Caste System in India

The Indian social organization has developed over time mainly on the basis of caste. The current education, urbanization, financial expansion and socio-political reform movements have brought about a change in attitude towards the rigidities of the caste system.

The birth of the caste system is not evident. It is usually approved that a division of labour came about due to the expansion of an agricultural society and villages when the new racial factor was introduced in the native population with the advent of the Indo-Aryans. An aspect of race and colour of the skin no doubt played an element in the social divisions that emerged in the past. The Indo-Aryans divided the society into Brahmin and Kshatriya while the others were assigned the lower status of Vaishya and Sudra with the work of cultivation and manufacture of artisan goods. Some of the jobs were made for the lowest strata of society and those who performed it were called outcasts. The division of labour is not exceptional to India, what is exceptional to India is the institutionalization of the division of the labour into the inflexible system of caste so much so that an occupation became a fixed inherited feature of the family. In due course of time, the varna system acquired the characteristics of a class division. The Brahmin and Kshatriya emerged as the upper classes of the society. The caste system is prevalent in large parts of the country. It is the model of social interaction.
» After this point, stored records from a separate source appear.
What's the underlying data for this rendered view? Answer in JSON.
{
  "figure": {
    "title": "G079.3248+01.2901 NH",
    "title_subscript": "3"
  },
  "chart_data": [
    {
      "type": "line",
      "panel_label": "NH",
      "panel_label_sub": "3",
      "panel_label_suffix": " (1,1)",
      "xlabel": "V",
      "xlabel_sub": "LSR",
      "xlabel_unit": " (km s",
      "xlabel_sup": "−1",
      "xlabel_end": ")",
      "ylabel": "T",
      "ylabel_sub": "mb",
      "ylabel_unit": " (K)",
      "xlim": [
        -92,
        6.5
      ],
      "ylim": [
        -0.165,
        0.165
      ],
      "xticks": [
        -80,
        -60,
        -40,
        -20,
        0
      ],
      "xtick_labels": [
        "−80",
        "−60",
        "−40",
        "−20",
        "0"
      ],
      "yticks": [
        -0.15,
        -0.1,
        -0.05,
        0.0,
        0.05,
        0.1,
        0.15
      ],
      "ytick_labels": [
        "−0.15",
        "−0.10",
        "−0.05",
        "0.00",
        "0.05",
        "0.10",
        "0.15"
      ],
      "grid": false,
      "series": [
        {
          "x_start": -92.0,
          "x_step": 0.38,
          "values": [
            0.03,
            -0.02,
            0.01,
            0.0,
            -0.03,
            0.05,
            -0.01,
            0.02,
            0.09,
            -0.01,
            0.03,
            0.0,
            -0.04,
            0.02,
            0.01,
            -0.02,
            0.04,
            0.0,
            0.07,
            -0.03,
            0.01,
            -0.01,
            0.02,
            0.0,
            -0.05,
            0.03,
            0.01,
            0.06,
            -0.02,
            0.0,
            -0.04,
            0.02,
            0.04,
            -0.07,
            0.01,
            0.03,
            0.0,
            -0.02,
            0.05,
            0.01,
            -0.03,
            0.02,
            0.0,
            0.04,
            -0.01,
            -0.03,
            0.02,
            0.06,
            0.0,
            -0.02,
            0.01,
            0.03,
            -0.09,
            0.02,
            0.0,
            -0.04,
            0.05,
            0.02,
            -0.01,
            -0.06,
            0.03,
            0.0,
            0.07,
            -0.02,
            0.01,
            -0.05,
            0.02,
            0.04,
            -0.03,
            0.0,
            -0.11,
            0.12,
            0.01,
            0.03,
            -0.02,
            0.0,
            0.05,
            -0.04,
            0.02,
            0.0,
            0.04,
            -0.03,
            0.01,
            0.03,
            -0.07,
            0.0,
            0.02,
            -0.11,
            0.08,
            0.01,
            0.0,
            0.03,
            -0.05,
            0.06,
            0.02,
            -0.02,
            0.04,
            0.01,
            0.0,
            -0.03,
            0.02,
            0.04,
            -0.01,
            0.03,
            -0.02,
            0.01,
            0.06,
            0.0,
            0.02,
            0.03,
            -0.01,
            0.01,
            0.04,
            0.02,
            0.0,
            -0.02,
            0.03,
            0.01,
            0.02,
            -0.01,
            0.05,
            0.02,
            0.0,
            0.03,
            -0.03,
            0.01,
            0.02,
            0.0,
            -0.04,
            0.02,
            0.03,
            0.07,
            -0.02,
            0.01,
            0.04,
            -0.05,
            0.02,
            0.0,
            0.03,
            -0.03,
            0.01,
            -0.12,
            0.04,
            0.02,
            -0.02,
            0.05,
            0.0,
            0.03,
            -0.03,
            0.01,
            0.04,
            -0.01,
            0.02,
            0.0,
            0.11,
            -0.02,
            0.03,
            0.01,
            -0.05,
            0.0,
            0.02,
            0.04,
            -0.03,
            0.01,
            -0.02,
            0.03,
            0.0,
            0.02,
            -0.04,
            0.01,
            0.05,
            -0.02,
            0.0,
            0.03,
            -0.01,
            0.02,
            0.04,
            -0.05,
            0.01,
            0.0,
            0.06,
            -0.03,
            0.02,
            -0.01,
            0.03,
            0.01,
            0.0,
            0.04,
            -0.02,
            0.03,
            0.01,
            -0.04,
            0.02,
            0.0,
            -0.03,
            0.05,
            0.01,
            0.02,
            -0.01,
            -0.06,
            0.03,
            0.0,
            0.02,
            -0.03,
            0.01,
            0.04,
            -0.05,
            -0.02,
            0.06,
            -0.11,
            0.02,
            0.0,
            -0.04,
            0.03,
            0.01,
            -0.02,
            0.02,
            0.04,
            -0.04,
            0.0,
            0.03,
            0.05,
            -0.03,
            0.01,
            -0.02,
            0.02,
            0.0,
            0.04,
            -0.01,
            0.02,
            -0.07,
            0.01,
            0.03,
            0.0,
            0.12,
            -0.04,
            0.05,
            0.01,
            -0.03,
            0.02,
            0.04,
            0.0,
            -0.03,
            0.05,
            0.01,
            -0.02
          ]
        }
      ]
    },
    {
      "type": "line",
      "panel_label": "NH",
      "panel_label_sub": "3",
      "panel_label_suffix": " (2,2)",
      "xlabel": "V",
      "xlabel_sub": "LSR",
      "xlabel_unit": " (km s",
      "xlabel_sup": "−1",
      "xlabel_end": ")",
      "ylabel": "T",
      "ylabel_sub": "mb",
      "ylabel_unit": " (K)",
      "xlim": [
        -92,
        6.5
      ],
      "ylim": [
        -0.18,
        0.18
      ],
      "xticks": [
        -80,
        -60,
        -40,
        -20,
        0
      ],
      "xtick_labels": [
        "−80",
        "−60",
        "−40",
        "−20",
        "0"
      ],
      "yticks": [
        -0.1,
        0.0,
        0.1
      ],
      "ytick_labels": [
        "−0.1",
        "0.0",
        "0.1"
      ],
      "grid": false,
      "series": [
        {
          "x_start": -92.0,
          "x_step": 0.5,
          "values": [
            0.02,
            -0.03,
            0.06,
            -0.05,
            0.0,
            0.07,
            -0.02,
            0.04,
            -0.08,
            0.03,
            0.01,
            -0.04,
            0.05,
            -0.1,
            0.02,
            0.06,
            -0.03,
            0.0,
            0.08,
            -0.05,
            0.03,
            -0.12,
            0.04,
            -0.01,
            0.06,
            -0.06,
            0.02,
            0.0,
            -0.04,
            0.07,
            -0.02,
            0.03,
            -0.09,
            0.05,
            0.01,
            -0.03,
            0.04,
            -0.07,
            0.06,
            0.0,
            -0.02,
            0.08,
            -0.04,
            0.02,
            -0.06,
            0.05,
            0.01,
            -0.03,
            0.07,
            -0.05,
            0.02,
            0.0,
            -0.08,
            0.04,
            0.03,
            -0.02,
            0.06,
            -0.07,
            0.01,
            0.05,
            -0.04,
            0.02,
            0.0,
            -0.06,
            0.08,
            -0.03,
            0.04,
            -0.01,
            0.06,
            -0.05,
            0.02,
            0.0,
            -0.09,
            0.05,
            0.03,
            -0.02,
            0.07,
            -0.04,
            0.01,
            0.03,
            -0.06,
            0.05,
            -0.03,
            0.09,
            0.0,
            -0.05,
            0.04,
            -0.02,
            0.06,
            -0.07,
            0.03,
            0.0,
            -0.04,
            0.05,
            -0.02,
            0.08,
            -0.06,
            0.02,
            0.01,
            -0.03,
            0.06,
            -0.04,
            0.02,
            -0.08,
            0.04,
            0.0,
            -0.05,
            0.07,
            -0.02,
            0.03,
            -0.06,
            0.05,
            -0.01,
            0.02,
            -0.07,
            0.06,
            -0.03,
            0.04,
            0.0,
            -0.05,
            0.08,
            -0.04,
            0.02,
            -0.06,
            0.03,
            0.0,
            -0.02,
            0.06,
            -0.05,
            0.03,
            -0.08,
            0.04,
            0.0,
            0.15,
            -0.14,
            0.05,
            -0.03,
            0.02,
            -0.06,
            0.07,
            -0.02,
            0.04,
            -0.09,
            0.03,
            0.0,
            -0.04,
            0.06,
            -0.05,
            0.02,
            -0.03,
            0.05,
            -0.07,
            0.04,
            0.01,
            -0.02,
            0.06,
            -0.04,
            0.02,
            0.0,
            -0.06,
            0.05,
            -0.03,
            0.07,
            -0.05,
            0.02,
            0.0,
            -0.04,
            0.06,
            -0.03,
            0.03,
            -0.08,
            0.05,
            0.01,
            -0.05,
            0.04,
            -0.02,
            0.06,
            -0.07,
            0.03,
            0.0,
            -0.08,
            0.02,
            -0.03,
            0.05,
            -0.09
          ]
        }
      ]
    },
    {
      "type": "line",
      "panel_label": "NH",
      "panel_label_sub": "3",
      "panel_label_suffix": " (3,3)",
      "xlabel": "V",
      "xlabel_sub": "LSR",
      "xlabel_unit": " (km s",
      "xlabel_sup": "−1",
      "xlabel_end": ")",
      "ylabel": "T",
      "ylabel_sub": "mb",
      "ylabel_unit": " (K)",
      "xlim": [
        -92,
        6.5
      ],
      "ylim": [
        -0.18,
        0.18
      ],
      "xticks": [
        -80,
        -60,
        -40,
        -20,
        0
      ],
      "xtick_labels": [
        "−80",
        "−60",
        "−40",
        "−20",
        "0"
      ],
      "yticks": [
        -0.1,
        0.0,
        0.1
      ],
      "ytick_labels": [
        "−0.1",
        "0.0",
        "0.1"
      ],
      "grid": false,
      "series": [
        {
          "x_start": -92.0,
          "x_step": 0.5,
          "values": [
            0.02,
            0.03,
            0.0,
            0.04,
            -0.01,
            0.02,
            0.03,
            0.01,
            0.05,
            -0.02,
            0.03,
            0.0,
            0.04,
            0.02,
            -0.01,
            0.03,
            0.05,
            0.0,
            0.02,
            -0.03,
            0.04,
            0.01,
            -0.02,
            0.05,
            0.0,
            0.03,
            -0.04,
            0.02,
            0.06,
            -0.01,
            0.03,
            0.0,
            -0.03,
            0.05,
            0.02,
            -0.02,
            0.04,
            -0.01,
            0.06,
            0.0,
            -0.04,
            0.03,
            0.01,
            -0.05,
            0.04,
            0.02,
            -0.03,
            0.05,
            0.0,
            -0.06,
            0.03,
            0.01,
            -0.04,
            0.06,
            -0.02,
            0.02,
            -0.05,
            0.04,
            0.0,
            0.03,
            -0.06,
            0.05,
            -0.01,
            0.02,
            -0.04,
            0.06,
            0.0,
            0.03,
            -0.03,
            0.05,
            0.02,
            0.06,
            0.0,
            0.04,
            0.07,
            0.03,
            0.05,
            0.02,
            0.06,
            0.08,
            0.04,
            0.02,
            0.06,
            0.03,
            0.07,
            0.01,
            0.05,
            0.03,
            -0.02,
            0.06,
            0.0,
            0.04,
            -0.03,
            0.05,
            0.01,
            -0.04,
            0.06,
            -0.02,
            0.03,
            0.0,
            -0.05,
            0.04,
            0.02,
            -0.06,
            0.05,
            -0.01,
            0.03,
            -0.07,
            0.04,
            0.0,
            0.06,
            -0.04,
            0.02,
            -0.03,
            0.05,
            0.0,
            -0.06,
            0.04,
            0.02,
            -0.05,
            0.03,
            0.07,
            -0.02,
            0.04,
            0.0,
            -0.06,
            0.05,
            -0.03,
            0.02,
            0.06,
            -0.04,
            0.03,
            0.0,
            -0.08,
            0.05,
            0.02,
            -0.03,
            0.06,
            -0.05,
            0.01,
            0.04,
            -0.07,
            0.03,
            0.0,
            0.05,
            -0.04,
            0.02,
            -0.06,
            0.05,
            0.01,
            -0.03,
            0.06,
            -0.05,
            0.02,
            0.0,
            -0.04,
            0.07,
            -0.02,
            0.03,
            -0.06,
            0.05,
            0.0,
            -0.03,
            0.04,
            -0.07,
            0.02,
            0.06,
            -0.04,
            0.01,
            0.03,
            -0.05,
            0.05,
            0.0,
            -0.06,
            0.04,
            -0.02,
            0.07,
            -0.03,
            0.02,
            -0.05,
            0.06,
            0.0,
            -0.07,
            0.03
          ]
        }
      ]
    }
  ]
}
Over an era, four major castes have been divided and subdivided into many more sub-castes. The upper castes were the landlords, whereas those who were inferior were landless or working on the land owned by the upper castes. With land getting accumulated in the hands of the higher castes, the Sudras, the artisans, and other sections, especially the outcastes became quite poor. The lowest caste in the society has been given the status of scheduled castes (SC) in independent India.

The scheduled castes are mostly found in the alluvial and coastal plains of India, as they are usually linked with agricultural activities. About 90 per cent of the scheduled castes live in villages. They are mostly landless agricultural labourers, small cultivators, small artisans, providers of services considered 'polluting' or 'dirty', workers in industries associated with traditional crafts such as leather tanning and shoe-making. In spite, of so much advancement in all spheres of life, we are still tied to the evils of the caste system.